After months of build-up, speculation and shrewd marketing, Frank Ocean’s long-awaited second studio album is here. Does it live up to the extravagant hype? Probably not. Does it matter? Again, probably not.
Ocean is something of an elusive character, carrying a limited media presence that mirrors the reticent nature of Prince. He feels the pain of social and political injustice just like Kendrick Lamar does, but his music remains deeply personal and highly reflective. He approaches works with craft and care, and though it regrettably follows the curiously prevalent trend of feeling out of focus and slightly discordant, Blond is no exception.
With its muted tone and severe lack of robust beats, it could most certainly be described as an ambient R&B record. It will prove underwhelming for some, and magnificent for others, whilst the rest of us settle for mild enjoyment with a degree of apathy. There are occasions where Ocean finds great power in simplicity, but not enough for Blond to be a complete triumph. Whilst the sparse nature of his songwriting takes considerable effort to consume over the hour-long duration, Ocean’s patient arrangements are commendable, if not exhausting. It shifts away from the obvious tropes found in popular music, and that can only be a positive thing in the long run.

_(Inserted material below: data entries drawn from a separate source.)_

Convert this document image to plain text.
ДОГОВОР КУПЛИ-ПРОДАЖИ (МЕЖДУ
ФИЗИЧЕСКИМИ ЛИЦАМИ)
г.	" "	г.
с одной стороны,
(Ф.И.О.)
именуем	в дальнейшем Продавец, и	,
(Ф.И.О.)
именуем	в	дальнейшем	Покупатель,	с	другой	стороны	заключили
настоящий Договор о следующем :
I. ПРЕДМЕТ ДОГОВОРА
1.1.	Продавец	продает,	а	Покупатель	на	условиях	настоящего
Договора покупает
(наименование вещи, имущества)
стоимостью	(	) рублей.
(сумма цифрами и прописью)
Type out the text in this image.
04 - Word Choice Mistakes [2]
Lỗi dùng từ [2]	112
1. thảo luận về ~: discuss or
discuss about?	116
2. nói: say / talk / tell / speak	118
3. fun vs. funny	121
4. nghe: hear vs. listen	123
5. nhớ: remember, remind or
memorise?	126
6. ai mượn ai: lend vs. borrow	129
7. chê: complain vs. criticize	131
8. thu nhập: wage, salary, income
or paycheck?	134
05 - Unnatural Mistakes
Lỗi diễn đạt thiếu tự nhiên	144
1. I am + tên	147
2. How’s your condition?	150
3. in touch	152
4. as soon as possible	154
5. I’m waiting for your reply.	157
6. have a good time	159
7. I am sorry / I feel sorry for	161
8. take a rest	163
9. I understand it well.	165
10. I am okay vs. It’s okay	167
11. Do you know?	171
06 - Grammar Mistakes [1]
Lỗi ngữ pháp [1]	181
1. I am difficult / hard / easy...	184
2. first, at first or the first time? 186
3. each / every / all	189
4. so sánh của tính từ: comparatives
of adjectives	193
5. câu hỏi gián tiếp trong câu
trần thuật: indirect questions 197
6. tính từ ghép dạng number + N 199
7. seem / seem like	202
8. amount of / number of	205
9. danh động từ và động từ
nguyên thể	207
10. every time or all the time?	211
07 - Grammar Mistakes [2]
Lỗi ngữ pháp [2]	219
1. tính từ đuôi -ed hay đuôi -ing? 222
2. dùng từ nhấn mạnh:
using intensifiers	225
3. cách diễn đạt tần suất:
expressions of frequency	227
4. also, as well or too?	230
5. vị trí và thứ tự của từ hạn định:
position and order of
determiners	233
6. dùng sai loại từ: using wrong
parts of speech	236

The lyrics retain the intimacy found in Ocean’s earlier work, but veer away from the strong narratives found on Channel Orange in favour of an impulsive and fragmented approach. It feels sincere as a result, and often very touching, but not always engaging.
The bottom line is Blond isn’t as accomplished as Channel Orange, nor as infinitely listenable. The album flirts on indulgence but just about manages to stay grounded. It’s an account of slight thoughts, vague ideas, and delicate musings. As a pure display of raw and hasty emotion, Blond is naturally flawed — but its success can only set a progressive precedent.
7 out of 10
I haven’t been sure what to make of Blonde. It’s good weird, but it isn’t visionary. The album is some kind of high art hip hop, I guess? Cerebral autotuned soliloquies about Nike and Ferrari play off of cellophane dream soundscapes and Facebook anecdotes. Frank Ocean certainly isn’t beholden to anyone but himself, which I suppose is just as well, because whatever on earth it is he’s doing on Blonde is nothing if not intriguing. Often it’s affecting, though not always. His mystery meticulousness becomes its own thing to care about.
The production is top notch, a shiny mist. The piano in “Pink + White” is particularly lovely, like bursts of light. Ocean’s voice, in whatever form it takes, is a captivating central actor. “Self Control” in particular holds you in the palm of its hand. Unlike certain other artists we’ve reviewed recently, I believe most of Ocean’s mid-tempo oddities are considered, constructive creative choices — I just don’t always click with them. When he sings in “Seigfried” about ‘living in an idea in another man’s mind,’ he describes Blonde’s own character pretty well. It is an enigmatic vision, but one that transmits itself immaculately. It will be interesting to see how the record ages.
7 out of 10
Frank Ocean’s latest release has seen a lot of anticipation and hype over the last few weeks, with fuel added to the fire as its release date was continuously pushed back. Despite this, it seems as though Ocean has been working on a relatively low-key affair for the past few years. Blonde has reminded me of the work of Bon Iver and James Blake more than a couple of times during my time with it.
Twinkling, delicate guitar playing appears on a good portion of the tracklist, with Ocean providing soulful, sometimes breathy, sometimes multi-tracked vocals, particularly on “Ivy” and “White Ferrari”. Many tracks have a distinct lack of percussive rhythm, often without the simplest of beats, and are instead held up by strong instrumental rhythm. This mostly works well, and largely goes unnoticed. When a beat does arrive, it’s an interesting, refreshing peculiarity — a notable contrast to most of music in this genre.
My main issue that stops Blonde from being a great record is its passive, overly-relaxed nature, often passing by without making much of an impact. Lyrics match this sentiment, generally remaining inconsequential (though clearly sincere and personal), with a very familiar Beatles homage in “White Ferrari” making for a memorable lyrical moment. It’s a good listen, and there is definite experimentation when compared to his previous works, but listeners hoping for another Channel Orange may not find everything they hoped for.